Déplacements de populations.
La diplomatie climatique devient donc une priorité.
Le continent plaide pour un financement plus important de l’adaptation climatique, des transferts de technologies et une meilleure prise en compte de ses besoins spécifiques.
Défendre les intérêts africains avant tout
Les partenariats internationaux doivent désormais être évalués à l’aune d’une seule question :
Profitent-ils réellement aux populations africaines ?
Les investissements étrangers sont essentiels.
Mais ils doivent favoriser :
- le transfert de technologies ;
- la formation des jeunes ;
- la création d’emplois locaux ;
- la transformation industrielle ;
- la protection de l’environnement ;
- le développement des entreprises africaines.
Les accords internationaux doivent être construits dans une logique de bénéfices mutuels.
L’époque où l’Afrique exportait uniquement ses matières premières sans développer sa propre industrie doit progressivement appartenir au passé.
Une diplomatie de solutions
Le monde traverse une période de fortes tensions géopolitiques.
Dans ce contexte, l’Afrique peut jouer un rôle de médiateur.
Son expérience des mécanismes de dialogue, des médiations régionales et de la coopération Sud-Sud constitue un atout précieux.
Le continent peut devenir un acteur de paix, de stabilité et de coopération internationale.
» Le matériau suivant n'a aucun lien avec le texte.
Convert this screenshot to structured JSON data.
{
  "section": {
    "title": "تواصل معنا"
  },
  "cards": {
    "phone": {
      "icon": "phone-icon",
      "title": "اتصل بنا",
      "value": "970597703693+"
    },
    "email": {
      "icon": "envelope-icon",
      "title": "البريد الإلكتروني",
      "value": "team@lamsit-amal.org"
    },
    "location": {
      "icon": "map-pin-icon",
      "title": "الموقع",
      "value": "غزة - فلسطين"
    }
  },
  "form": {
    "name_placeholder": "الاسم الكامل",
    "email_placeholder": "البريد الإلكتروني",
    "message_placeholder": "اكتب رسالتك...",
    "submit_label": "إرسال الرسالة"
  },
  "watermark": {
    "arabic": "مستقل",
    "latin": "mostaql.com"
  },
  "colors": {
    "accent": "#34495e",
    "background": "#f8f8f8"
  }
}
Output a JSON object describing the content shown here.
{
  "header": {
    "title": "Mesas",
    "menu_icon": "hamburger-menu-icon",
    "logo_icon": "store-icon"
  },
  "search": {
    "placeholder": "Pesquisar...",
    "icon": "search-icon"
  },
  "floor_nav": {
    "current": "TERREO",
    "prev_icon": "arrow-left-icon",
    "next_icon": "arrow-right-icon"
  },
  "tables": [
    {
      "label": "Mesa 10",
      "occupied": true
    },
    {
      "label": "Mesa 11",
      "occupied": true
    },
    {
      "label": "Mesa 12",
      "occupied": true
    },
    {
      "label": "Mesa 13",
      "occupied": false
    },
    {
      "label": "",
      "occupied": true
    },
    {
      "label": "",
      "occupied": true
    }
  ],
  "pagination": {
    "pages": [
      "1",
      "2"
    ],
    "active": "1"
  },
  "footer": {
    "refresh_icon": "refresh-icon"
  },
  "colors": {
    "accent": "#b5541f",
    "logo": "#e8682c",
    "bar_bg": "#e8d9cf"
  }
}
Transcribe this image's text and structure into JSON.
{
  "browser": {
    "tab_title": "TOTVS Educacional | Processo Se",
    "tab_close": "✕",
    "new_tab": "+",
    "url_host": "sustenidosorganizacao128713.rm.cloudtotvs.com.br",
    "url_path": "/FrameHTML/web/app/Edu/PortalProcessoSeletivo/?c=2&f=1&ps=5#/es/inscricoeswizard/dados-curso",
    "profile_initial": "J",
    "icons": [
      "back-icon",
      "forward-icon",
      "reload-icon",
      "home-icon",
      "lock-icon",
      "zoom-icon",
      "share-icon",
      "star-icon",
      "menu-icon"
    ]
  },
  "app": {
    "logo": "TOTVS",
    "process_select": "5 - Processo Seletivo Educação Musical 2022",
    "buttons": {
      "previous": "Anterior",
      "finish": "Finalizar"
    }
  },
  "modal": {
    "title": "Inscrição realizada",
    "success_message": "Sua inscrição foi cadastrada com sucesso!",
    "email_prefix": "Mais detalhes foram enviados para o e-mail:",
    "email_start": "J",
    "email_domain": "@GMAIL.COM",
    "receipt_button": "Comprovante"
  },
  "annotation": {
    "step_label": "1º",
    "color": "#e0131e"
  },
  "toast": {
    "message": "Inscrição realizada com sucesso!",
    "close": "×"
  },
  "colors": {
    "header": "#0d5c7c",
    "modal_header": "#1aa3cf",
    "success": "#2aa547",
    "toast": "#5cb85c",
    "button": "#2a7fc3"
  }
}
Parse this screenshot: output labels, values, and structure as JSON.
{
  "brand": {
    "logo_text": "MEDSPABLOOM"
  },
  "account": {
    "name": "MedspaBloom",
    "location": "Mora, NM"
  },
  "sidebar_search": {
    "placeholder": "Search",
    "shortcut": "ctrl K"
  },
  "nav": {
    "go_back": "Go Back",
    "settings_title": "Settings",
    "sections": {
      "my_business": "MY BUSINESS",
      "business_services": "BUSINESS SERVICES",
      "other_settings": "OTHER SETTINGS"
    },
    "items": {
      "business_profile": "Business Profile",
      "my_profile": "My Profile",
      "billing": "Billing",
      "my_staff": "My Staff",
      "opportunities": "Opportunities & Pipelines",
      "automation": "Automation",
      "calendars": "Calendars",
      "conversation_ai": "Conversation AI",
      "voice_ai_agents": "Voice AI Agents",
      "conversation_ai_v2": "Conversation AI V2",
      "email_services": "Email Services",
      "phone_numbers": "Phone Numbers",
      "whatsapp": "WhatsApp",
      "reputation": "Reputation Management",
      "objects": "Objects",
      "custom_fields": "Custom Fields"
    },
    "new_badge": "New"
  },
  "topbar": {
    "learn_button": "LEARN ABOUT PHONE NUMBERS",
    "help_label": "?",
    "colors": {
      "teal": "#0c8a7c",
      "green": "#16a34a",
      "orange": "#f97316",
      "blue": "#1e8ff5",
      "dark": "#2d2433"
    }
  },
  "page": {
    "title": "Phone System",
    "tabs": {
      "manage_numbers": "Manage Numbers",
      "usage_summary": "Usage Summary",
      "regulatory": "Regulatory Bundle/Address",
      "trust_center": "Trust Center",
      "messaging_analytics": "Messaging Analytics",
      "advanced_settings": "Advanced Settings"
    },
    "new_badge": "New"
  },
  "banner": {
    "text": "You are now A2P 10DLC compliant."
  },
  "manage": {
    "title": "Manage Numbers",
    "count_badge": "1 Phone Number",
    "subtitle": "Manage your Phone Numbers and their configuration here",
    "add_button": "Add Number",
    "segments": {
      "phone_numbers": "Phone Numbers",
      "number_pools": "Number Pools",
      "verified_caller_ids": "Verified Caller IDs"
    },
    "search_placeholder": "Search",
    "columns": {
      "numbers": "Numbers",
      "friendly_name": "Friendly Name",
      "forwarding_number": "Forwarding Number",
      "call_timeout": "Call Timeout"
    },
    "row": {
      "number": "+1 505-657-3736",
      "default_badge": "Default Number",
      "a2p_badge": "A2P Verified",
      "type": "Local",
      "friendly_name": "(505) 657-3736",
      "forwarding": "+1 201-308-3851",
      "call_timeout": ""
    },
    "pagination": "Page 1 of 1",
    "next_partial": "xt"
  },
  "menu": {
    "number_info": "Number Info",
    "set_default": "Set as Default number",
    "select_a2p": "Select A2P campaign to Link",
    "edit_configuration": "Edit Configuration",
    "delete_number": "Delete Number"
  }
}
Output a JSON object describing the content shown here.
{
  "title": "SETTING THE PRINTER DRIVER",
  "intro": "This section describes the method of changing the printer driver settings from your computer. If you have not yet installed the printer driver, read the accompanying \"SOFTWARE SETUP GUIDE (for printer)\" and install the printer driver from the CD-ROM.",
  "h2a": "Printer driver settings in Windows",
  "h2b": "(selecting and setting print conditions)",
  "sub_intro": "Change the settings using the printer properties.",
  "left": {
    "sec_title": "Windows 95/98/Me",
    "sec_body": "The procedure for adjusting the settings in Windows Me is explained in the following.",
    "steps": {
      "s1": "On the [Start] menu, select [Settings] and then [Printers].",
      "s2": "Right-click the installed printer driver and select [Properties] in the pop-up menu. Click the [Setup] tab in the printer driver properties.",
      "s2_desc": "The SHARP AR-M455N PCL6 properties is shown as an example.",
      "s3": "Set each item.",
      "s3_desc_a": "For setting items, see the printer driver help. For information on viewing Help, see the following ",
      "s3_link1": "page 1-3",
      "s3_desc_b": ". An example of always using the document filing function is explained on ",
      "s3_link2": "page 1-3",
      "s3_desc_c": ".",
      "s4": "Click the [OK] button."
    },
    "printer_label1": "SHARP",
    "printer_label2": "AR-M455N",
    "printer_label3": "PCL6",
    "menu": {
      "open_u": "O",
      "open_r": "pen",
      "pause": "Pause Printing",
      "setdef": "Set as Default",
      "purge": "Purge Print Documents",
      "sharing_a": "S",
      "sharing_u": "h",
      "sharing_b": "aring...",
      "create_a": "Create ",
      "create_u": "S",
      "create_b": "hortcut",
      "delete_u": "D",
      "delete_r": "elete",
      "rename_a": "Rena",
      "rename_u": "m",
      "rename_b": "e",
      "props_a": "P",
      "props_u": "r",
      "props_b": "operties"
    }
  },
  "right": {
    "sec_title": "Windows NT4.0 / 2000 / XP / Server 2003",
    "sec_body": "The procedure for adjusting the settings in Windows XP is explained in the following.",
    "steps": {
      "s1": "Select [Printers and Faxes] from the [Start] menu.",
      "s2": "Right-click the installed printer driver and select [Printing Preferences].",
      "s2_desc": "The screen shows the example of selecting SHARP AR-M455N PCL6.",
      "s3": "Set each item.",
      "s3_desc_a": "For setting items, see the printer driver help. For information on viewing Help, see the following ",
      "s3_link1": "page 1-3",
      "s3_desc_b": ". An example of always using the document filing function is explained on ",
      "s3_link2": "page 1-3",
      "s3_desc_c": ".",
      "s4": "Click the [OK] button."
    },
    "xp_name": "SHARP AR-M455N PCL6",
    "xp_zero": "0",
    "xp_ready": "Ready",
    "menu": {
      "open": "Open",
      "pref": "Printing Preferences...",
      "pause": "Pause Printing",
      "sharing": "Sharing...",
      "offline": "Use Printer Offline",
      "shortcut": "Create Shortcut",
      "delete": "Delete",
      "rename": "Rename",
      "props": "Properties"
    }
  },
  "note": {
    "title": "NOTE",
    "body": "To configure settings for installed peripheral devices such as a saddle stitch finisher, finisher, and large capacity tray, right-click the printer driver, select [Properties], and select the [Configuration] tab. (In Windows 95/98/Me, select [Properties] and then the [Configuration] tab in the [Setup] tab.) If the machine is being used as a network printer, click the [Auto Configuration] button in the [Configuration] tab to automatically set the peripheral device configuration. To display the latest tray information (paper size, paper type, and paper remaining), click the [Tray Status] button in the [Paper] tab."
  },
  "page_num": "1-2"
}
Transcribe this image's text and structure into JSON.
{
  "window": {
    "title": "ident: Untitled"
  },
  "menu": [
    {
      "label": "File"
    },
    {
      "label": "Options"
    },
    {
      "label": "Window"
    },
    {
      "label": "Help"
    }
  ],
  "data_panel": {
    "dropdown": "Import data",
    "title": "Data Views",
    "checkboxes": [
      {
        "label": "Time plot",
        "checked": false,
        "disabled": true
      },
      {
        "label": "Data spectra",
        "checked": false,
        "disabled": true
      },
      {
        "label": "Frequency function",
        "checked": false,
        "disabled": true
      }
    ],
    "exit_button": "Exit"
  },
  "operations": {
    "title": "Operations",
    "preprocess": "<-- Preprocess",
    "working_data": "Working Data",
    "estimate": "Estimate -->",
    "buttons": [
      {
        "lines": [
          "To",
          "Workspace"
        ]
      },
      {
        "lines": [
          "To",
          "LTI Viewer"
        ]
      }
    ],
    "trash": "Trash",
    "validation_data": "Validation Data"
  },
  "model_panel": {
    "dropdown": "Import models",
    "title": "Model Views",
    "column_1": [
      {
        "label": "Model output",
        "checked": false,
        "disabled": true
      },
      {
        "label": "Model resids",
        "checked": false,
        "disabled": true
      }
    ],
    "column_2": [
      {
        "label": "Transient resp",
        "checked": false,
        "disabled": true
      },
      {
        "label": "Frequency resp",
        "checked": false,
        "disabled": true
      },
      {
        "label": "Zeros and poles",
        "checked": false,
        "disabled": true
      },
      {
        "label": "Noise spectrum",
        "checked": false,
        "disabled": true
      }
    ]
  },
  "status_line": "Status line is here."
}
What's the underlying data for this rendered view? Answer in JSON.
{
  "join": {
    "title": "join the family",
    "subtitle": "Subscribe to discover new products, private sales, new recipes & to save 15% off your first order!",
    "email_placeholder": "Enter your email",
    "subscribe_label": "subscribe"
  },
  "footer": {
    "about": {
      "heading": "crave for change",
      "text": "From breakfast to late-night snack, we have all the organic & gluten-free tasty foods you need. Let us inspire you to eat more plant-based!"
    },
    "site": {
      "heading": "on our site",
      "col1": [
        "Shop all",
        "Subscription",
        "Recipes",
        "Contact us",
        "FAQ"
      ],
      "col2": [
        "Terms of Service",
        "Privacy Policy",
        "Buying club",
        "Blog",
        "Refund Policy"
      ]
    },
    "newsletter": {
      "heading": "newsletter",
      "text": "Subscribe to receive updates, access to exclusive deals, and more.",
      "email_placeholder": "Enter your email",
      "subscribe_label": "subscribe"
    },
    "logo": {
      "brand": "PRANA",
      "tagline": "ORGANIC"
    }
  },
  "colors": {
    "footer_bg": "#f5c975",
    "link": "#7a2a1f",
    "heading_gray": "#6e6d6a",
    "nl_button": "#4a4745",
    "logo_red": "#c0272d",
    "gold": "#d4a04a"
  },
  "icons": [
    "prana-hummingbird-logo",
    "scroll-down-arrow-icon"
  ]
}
Cette diplomatie de solutions renforcera sa crédibilité sur la scène mondiale.
L’heure de la souveraineté africaine
Le XXIᵉ siècle pourrait consacrer une nouvelle étape de l’histoire africaine.
Une Afrique qui ne subit plus les décisions des autres.
Une Afrique qui négocie d’égal à égal.
Une Afrique qui transforme ses ressources sur son propre sol.
Une Afrique qui investit dans son capital humain.
Une Afrique qui exporte davantage de produits finis que de matières premières.
Une Afrique qui choisit librement ses partenaires sans renoncer à son indépendance.
L’avenir diplomatique du continent dépendra moins des rivalités entre les grandes puissances que de la capacité des dirigeants africains à défendre une vision commune du développement.
Le véritable défi n’est pas de choisir entre l’Est et l’Ouest, entre le Nord et le Sud.
Le véritable défi consiste à choisir l’Afrique.
À faire de chaque partenariat un levier de prospérité.
À placer les intérêts des peuples africains au-dessus de toute autre considération.
Car une diplomatie réussie est avant tout une diplomatie qui améliore concrètement la vie de ses citoyens.
Le temps est venu pour l’Afrique de ne plus être seulement l’objet des stratégies mondiales.
Elle doit désormais en devenir l’un des principaux architectes.